Language debates fascinate me. My local hockey team gets me going, whether winning or losing. Now both interests are combined.
You may not have heard, but the appointment of new Habs coach Randy Cunneyworth is creating quite the stir in Quebec. So much so that it has become a question of politics. In his editorial, Henry Aubin, journalist for the Montreal Gazette, writes strong words to this effect:
The club’s federalist ownership is inadvertently blowing fresh oxygen on the cooling embers of sovereignist fervour. Defence of the language is what powered sovereignty in the 1970s, and Molson’s Canadiens could be on their way to replacing Eaton’s – whose salespeople spoke only English, legend has it – as the iconic symbol of anglo insensitivity.

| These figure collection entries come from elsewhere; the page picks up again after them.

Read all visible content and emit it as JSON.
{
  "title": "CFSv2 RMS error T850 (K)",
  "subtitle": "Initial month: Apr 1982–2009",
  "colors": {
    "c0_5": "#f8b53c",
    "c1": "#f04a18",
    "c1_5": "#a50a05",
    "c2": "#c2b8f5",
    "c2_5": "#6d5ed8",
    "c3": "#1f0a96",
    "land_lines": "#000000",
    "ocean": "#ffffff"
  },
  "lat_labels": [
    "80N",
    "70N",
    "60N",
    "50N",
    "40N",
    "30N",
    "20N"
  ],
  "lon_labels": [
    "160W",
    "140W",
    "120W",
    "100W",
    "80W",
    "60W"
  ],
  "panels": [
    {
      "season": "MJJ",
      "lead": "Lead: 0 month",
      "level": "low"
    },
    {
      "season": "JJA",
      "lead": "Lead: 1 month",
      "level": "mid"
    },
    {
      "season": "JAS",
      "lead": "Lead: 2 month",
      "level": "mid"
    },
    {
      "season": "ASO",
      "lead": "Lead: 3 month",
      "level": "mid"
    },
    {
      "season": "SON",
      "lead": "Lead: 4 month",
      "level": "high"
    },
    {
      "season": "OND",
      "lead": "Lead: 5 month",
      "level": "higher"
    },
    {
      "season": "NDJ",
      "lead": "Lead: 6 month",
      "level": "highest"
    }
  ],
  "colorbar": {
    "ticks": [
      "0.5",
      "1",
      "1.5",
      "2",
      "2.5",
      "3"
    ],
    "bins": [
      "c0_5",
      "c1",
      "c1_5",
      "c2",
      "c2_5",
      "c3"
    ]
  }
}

Apart from all the cultural, political and social issues raised by Mr. Cunneyworth’s hiring, what about the legal aspects of all this? If someone has the talent/necessary skills/qualifications to lead a team to the Stanley Cup (one of the most important tasks in a head coach job description), does/should language mean as much? Or can it be said to be a job requirement? Is there an element of discrimination in all of this? My colleague, Gabriel Granatstein, wrote an interesting piece on the issue of the French language and hockey players in a different blog posting last year.
I certainly look forward to seeing the outcome of this debate.